Until we meet again. . .take care of YOU.


  1. R E J E C T I O N … I hear Aretha Franklin, but the words ain't sweet.

    A celebrated student in Terre Haute supposedly stood outside dance halls and crudely proposition girls… and seldom went home alone. Reportedly he based that on a W.C. Fields legend. Years later, Philip Roth (Portnoy's Complaint) alleged he had a 'friend' who was similarly successful, based on quantity, not quality.

    But that's an excellent observation, that conditioned guys routinely handle rejection, but it's upsetting to women who don't have that same training.

    Which reminds me… I recently received another polite rejection, but R E J E C T I O N nonetheless. (sigh)

  2. It sometimes comforts me to think that editors are a lower life form.

  3. "Girls and women are hardly ever rejected"??? Puh-leeze! I always knew those guys who stood at the door of clubs weren't the sharpest tacks in the box. It amazes me that anybody allows these morons to decide if they're young, thin, and well-dressed enough to get into these places.

  4. Thanls for the kind words, Fran.
    one of the many editors who rejected Tony Hillerman's first book advised him to "take out the Indians."

  5. Thanls for the kind words, Fran.
    one of the many editors who rejected Tony Hillerman's first book advised him to "take out the Indians."

  6. Fran, good blog. I just strolled down Memory Lane on some of my rejections. My favorite is the one from the Lawrence County Jail. I'm probably the only author rejected by a jail.
    I had submitted a biker story (under one of my undercover aliases) to an editor for his annual Sturgis Motorcycle Rally publication. In the meantime, the editor had violated his probation for drugs, got thrown in the county clink and had all his mail forwarded to his new location. Next thing I knew, here came a double rejection from the Lawrence County Jail to my undercover post office box. First, the editor rejected my story, and secondly, the jail informed me they had a policy and I was not to send more than four pages of communication to any jail inmate. It's my favorite rejection.

  7. Ah, rejection. One of my favorites apparently places me in good company--I was told that publishers aren't interested in characters and stories set in other countries...in this case Mexico.

    Good piece, Fran. It always hurts, doesn't it?

  8. I enjoyed this, Fran. And I'm glad to see you're hopping right back on the horse, as usual.

    Love the bit about Animal Farm being rejected because nobody reads animal stories. lol

    Reminds me of a writer I once knew who wrote a love story set against the backdrop of the war in Viet Nam. She tried to sell it to a magazine in the early part of the war, and showed me the editor's old rejection letter, in which he said something to the effect of: This story is wonderful, but the Viet Nam setting is all wrong; that's just a little dust-up over there and by the time we brought the story out, all the fighting will be over.

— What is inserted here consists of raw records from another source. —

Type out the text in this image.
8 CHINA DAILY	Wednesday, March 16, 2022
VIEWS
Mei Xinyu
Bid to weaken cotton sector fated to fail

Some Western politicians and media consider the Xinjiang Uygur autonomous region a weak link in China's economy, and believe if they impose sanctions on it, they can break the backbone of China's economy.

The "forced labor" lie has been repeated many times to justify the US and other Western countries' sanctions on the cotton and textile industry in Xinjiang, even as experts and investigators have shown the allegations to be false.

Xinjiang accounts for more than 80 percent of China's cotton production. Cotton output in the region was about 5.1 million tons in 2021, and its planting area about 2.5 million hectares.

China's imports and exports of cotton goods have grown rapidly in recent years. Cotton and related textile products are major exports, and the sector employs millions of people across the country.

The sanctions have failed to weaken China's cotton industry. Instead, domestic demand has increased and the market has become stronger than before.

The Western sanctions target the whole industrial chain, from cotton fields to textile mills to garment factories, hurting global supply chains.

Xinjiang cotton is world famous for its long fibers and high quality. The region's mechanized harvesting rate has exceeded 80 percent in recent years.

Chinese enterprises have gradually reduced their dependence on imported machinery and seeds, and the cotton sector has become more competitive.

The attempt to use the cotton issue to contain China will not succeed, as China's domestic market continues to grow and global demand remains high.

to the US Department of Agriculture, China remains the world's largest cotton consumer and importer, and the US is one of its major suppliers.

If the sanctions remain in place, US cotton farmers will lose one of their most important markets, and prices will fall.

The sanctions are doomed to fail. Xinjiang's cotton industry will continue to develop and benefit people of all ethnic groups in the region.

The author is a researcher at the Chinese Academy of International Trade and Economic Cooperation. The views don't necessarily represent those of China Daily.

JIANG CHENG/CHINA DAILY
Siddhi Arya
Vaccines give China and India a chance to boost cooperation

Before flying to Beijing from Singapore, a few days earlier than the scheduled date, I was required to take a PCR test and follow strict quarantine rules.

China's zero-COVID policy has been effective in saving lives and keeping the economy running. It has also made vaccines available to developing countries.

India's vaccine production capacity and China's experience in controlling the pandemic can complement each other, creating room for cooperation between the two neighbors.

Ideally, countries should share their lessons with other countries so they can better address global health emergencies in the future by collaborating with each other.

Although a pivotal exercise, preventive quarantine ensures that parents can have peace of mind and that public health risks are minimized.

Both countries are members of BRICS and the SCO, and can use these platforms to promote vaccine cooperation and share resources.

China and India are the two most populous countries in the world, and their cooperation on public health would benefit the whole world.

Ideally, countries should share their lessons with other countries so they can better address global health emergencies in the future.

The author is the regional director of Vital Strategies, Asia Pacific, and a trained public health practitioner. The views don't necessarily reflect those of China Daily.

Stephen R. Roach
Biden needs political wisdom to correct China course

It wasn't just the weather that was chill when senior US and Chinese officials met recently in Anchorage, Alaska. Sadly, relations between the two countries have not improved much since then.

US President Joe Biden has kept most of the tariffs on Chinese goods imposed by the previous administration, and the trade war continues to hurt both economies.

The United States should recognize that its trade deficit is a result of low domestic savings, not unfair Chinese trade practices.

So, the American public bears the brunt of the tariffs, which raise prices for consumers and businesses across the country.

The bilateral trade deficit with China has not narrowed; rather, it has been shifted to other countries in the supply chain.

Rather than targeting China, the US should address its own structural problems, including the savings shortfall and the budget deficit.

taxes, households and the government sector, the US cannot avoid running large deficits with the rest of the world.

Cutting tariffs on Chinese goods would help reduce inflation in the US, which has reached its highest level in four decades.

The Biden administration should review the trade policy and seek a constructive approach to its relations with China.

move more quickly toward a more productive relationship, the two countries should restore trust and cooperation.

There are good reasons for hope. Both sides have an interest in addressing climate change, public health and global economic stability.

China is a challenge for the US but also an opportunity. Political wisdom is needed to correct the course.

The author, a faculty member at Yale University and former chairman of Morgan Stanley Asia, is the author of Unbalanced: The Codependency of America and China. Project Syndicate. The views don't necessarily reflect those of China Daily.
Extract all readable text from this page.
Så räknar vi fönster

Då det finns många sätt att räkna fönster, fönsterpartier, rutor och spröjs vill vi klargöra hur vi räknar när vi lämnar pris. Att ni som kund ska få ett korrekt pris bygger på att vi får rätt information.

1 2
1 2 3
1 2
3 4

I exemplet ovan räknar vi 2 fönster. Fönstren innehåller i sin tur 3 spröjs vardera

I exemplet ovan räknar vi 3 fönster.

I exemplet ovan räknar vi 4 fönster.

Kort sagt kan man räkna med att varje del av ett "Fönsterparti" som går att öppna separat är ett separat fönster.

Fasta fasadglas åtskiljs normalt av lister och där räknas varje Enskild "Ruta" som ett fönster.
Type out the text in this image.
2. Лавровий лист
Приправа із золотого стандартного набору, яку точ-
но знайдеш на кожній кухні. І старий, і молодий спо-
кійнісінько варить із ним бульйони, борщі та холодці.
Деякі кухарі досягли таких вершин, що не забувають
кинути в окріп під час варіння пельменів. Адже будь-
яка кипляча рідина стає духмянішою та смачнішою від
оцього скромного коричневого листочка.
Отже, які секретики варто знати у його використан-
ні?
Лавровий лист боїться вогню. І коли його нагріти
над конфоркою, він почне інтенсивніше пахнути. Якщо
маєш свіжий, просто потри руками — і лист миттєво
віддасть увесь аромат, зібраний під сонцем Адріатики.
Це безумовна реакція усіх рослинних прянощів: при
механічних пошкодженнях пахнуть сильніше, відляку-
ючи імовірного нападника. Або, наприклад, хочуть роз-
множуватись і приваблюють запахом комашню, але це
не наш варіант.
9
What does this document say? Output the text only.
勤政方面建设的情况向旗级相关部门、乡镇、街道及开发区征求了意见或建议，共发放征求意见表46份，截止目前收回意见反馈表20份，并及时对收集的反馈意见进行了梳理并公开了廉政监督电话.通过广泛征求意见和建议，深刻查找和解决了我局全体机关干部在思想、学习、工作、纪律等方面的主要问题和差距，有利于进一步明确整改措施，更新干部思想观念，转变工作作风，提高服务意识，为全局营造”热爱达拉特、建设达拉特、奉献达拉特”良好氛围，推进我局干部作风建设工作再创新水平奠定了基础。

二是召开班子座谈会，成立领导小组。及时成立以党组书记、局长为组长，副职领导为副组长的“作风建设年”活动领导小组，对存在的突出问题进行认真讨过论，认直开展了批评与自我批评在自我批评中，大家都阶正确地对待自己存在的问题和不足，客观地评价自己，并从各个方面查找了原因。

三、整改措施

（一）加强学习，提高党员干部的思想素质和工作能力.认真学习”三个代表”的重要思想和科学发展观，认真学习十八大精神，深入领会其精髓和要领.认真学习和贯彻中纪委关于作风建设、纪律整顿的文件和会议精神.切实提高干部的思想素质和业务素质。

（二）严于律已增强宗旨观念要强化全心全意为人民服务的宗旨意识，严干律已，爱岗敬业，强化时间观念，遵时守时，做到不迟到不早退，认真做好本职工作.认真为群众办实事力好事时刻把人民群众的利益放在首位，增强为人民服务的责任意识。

  9. Having spent the day at the hospital with Mom, I didn't have an opportunity to get back to each of you during the day. (She'll probably go back to the rehab center tomorrow. She hasn't had a stroke, but she'd confused, calls me "Mama," and wants me there all the time. My son's there now.}

    Maybe our group project should be a book of rejection stories...just kidding. I wouldn't buy that myself. Thanks for sharing. You each brigtened a grim day, but I have to confess the most unusual comment had to do with getting two rejections from jail!

  10. It's a wonder H.P. Lovecraft sold anything. He apparantly submitted a lot of his manuscripts hand-written. A typewriter might have gotten him more regular sales and might have altered literary history. Better income, a better diet and H.P.L. might have lived a few decades longer!

  11. Great article Fran. Hope your Mom is better & getting help at rehab.
    I think Margaret Mitchell got something lie 39 rejections for GWTW, might be why she never tried again. And Rob is right about Tony being told to take out all that Indian stuff.
    One of my favorite rejections came from the mouth of an editor who read JONATHAN LIVINGSTON SEAGULL. She said she threw it across the room & said something like, I'd never publish that trash.
    You just keep on trucking. Perserverance is the name of the game. Believe in what you're doing. The best will make it.